The cultural center built by ARX Portugal, resembles a large ship that has run aground on the beach of Costa Nova. The building is half-buried and seems to float over the dunes without visually break the views of the beach from the promenade and extending the public space with a viewpoint. The studio wanted to build the new social center making a constructive reinterpretation of the surrounding buildings, with reference to the traditional technique of "palhiero" for exterior finishes.
Description of the project by ARX Portugal
The building is located on the Costa Nova dunes, between the beach and the Avenue Nossa Senhora da Saúde leading to it. The sand is cut by a wide net of wooden walkways, which go over the dunes and allow pedestrian crossing from the urban cluster to the beach. To the east, the street is mainly composed by small apartment buildings, two or three stories high. At street level there's no actual sea view but one can sense its presence beyond the dune.
The new building, with its multifunction profile and symbolic and public presence, proposes to take its place as an end piece for both the bordering buildings and the natural place. It is intended to accommodate the new health care center, a social center, and a show room for exhibitions and other public events. The intervention translates an outset based on four themes: the traditional “palheiro” construction technique, the pedagogy of building over dunes, the “landscape-building” as part of a physical and visual route to the sea, and the agrarian land-holding structure as morphological matrix.

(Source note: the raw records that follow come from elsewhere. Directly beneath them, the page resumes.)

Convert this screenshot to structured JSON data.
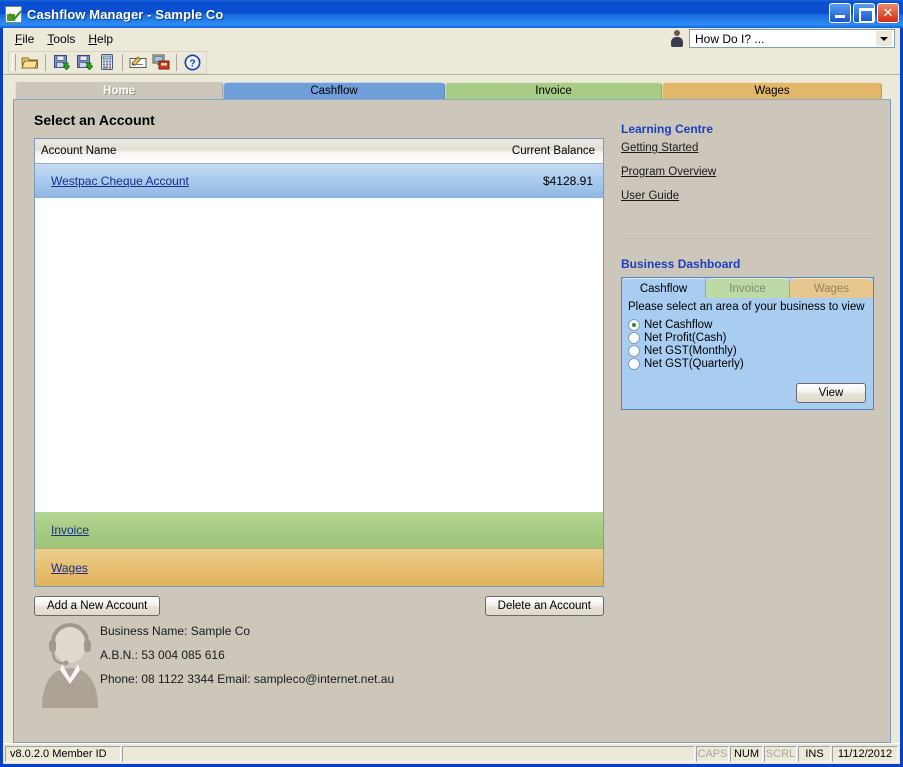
{
  "window": {
    "title": "Cashflow Manager  -  Sample Co",
    "app_icon": "cashflow-leaf-icon",
    "minimize_label": "_",
    "maximize_label": "□",
    "close_label": "✕"
  },
  "menubar": {
    "items": [
      {
        "name": "file",
        "accel": "F",
        "rest": "ile"
      },
      {
        "name": "tools",
        "accel": "T",
        "rest": "ools"
      },
      {
        "name": "help",
        "accel": "H",
        "rest": "elp"
      }
    ],
    "howdoi": {
      "value": "How Do I? ...",
      "icon": "person-icon",
      "arrow": "chevron-down-icon"
    }
  },
  "toolbar": {
    "buttons": [
      {
        "name": "open-folder-icon",
        "title": "Open"
      },
      {
        "name": "save-import-icon",
        "title": "Save / Import"
      },
      {
        "name": "save-export-icon",
        "title": "Save / Export"
      },
      {
        "name": "calculator-icon",
        "title": "Calculator"
      },
      {
        "name": "cheque-write-icon",
        "title": "Write Cheque"
      },
      {
        "name": "print-network-icon",
        "title": "Print"
      },
      {
        "name": "help-icon",
        "title": "Help"
      }
    ]
  },
  "tabs": [
    {
      "label": "Home",
      "key": "home",
      "active": true
    },
    {
      "label": "Cashflow",
      "key": "cash",
      "active": false
    },
    {
      "label": "Invoice",
      "key": "inv",
      "active": false
    },
    {
      "label": "Wages",
      "key": "wag",
      "active": false
    }
  ],
  "main": {
    "heading": "Select an Account",
    "table": {
      "columns": [
        "Account Name",
        "Current Balance"
      ],
      "rows": [
        {
          "name": "Westpac Cheque Account",
          "balance": "$4128.91",
          "selected": true
        }
      ]
    },
    "strips": [
      {
        "key": "invoice",
        "label": "Invoice"
      },
      {
        "key": "wages",
        "label": "Wages"
      }
    ],
    "buttons": {
      "add": "Add a New Account",
      "delete": "Delete an Account"
    },
    "business": {
      "name_line": "Business Name: Sample Co",
      "abn_line": "A.B.N.: 53 004 085 616",
      "contact_line": "Phone: 08 1122 3344 Email: sampleco@internet.net.au",
      "avatar": "support-agent-headset-icon"
    }
  },
  "sidebar": {
    "learning": {
      "title": "Learning Centre",
      "links": [
        "Getting Started",
        "Program Overview",
        "User Guide"
      ]
    },
    "dashboard": {
      "title": "Business Dashboard",
      "tabs": [
        {
          "label": "Cashflow",
          "key": "active",
          "active": true
        },
        {
          "label": "Invoice",
          "key": "inv",
          "active": false
        },
        {
          "label": "Wages",
          "key": "wag",
          "active": false
        }
      ],
      "prompt": "Please select an area of your business to view",
      "options": [
        {
          "label": "Net Cashflow",
          "checked": true
        },
        {
          "label": "Net Profit(Cash)",
          "checked": false
        },
        {
          "label": "Net GST(Monthly)",
          "checked": false
        },
        {
          "label": "Net GST(Quarterly)",
          "checked": false
        }
      ],
      "view_button": "View"
    }
  },
  "statusbar": {
    "version": "v8.0.2.0 Member ID",
    "indicators": [
      {
        "label": "CAPS",
        "on": false
      },
      {
        "label": "NUM",
        "on": true
      },
      {
        "label": "SCRL",
        "on": false
      },
      {
        "label": "INS",
        "on": true
      }
    ],
    "date": "11/12/2012"
  },
  "colors": {
    "titlebar_blue": "#0a4fd0",
    "tab_cashflow": "#6f9ed8",
    "tab_invoice": "#a8cc86",
    "tab_wages": "#e3b76a",
    "selected_row": "#aecdee",
    "link_blue": "#1b2e8c",
    "heading_blue": "#1b3fbf",
    "panel_bg": "#cdc7bb",
    "dashboard_bg": "#a8cdf0"
  }
}
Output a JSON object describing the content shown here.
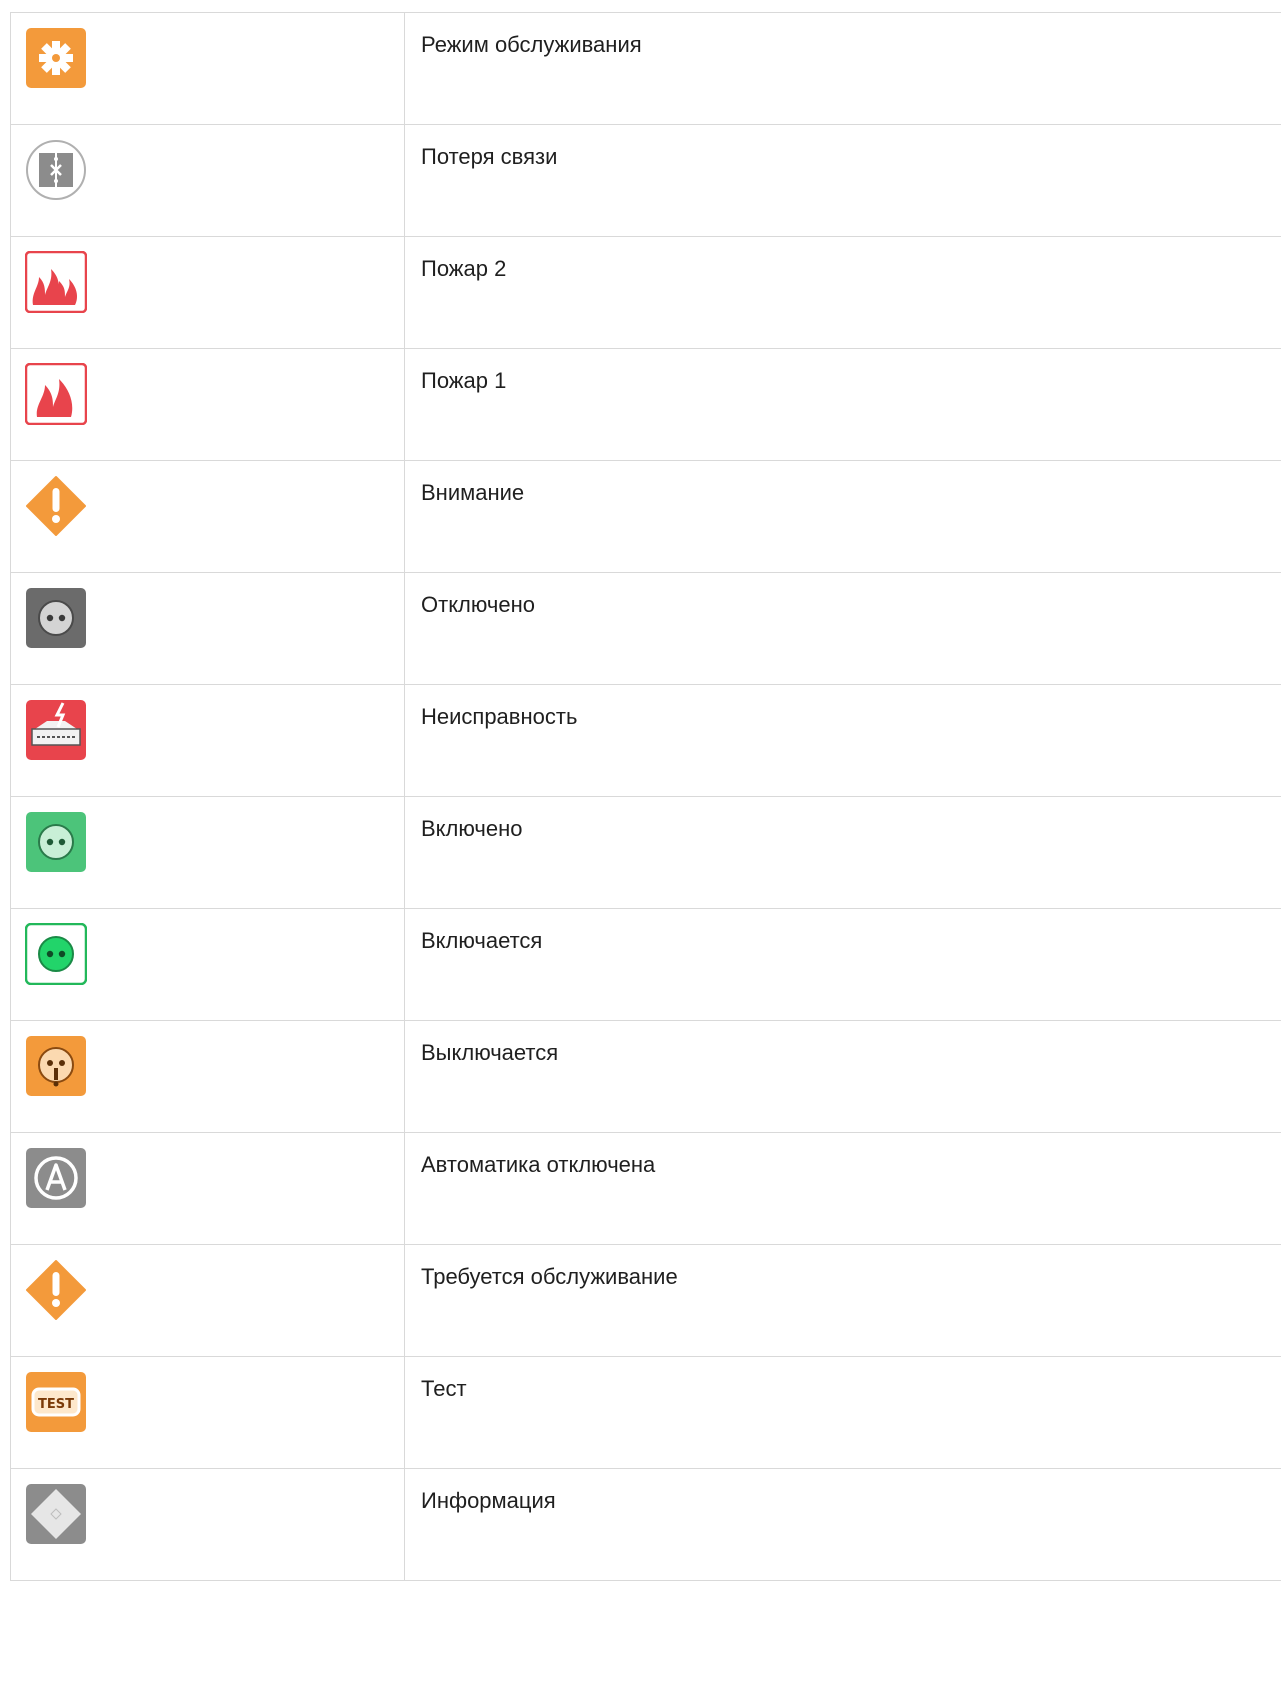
{
  "rows": [
    {
      "icon": "gear-icon",
      "label": "Режим обслуживания"
    },
    {
      "icon": "connection-lost-icon",
      "label": "Потеря связи"
    },
    {
      "icon": "fire2-icon",
      "label": "Пожар 2"
    },
    {
      "icon": "fire1-icon",
      "label": "Пожар 1"
    },
    {
      "icon": "warning-diamond-icon",
      "label": "Внимание"
    },
    {
      "icon": "socket-off-icon",
      "label": "Отключено"
    },
    {
      "icon": "fault-icon",
      "label": "Неисправность"
    },
    {
      "icon": "socket-on-icon",
      "label": "Включено"
    },
    {
      "icon": "socket-turning-on-icon",
      "label": "Включается"
    },
    {
      "icon": "socket-turning-off-icon",
      "label": "Выключается"
    },
    {
      "icon": "automation-off-icon",
      "label": "Автоматика отключена"
    },
    {
      "icon": "maintenance-required-icon",
      "label": "Требуется обслуживание"
    },
    {
      "icon": "test-icon",
      "label": "Тест"
    },
    {
      "icon": "info-icon",
      "label": "Информация"
    }
  ],
  "icon_texts": {
    "test": "TEST"
  },
  "colors": {
    "orange": "#f39a3b",
    "red": "#e8444c",
    "gray": "#8c8c8c",
    "dark_gray": "#6b6b6b",
    "green": "#4cc47a",
    "bright_green": "#22d46a",
    "border": "#d9d9d9"
  }
}
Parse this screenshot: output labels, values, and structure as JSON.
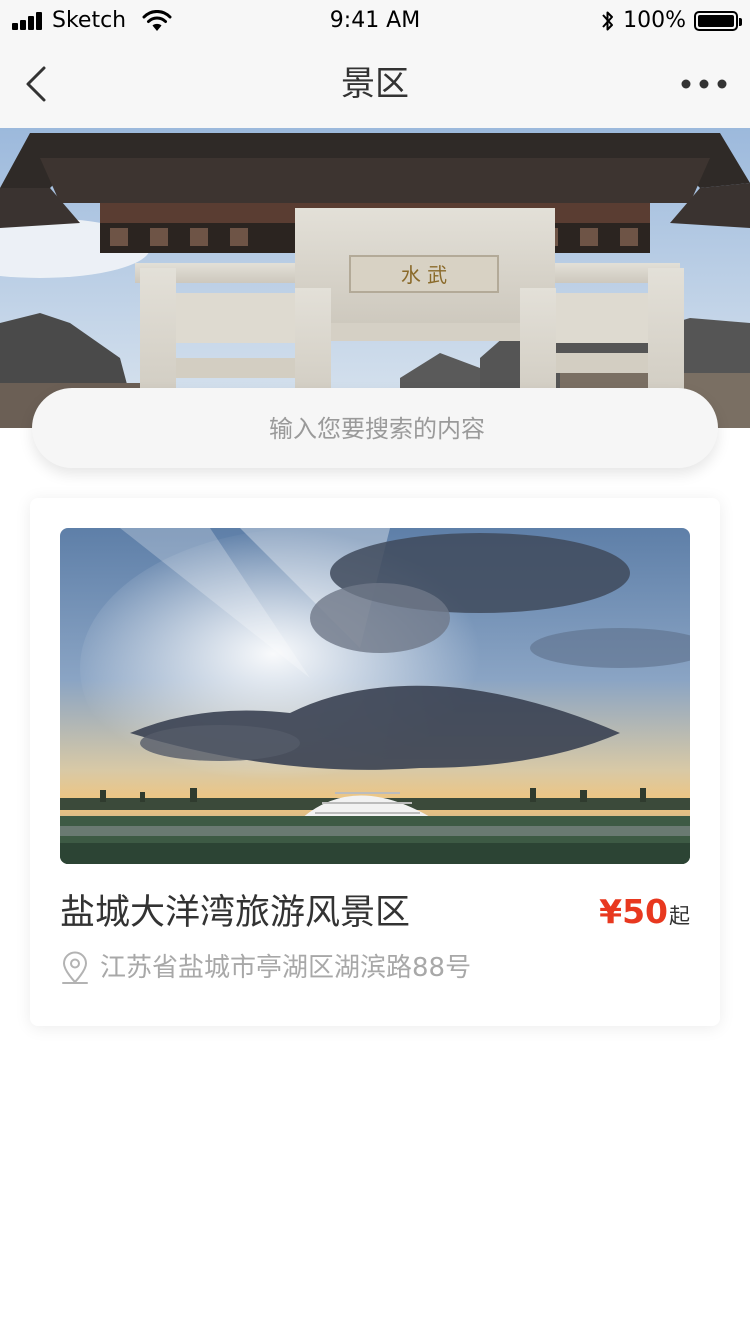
{
  "status_bar": {
    "carrier": "Sketch",
    "time": "9:41 AM",
    "battery": "100%",
    "battery_level": 1.0
  },
  "nav": {
    "title": "景区",
    "back_icon": "chevron-left-icon",
    "more_icon": "more-dots-icon"
  },
  "search": {
    "placeholder": "输入您要搜索的内容"
  },
  "scenic": {
    "name": "盐城大洋湾旅游风景区",
    "price": "¥50",
    "price_suffix": "起",
    "address": "江苏省盐城市亭湖区湖滨路88号",
    "location_icon": "location-pin-icon"
  },
  "hero_sign": "水 武",
  "colors": {
    "accent_price": "#e8381f",
    "nav_background": "#f7f7f7",
    "title_text": "#333333",
    "secondary_text": "#a8a8a8"
  }
}
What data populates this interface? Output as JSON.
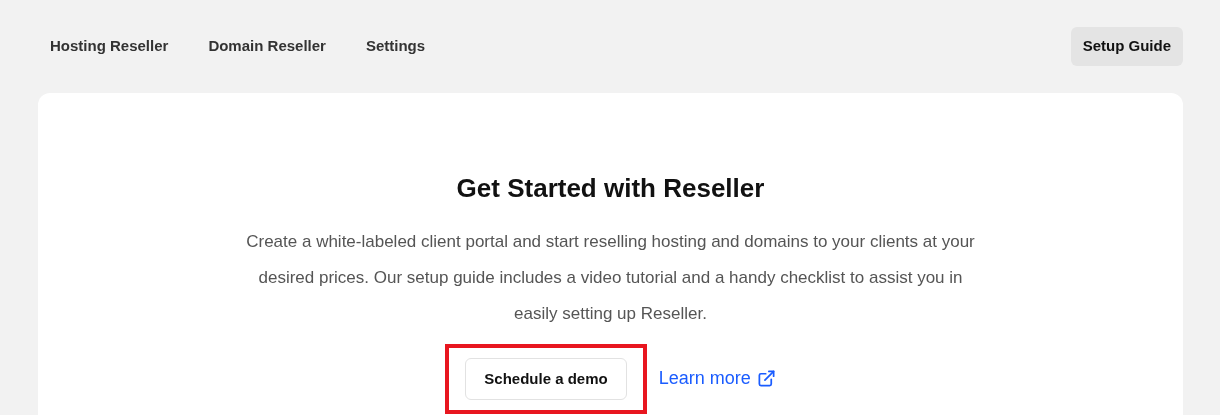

One of the main conceptual assumptions behind the current project is Costa Nova's original building typology. The project wishes to reinterpret, in a clearly contemporary way, Costa Nova's characteristic and ancestral ways of looking at a place and building it. This is why the whole construction, made entirely of wood, as the original “palheiros”, seats on a semi-buried foundation mesh in reinforced concrete, as to stable the building that will “hover” over the dune. This conceptual strategy also aims to take advantage of building on a lower ground by creating a convenient and flowing connection to the rooftop where one can enjoy a wide ocean view. As a counterweight, and following natural topography, the public walkway stretches into the heart of the building, creating a new wooden public square, as a forecourt, that leads the visitor inside and protects from the wind.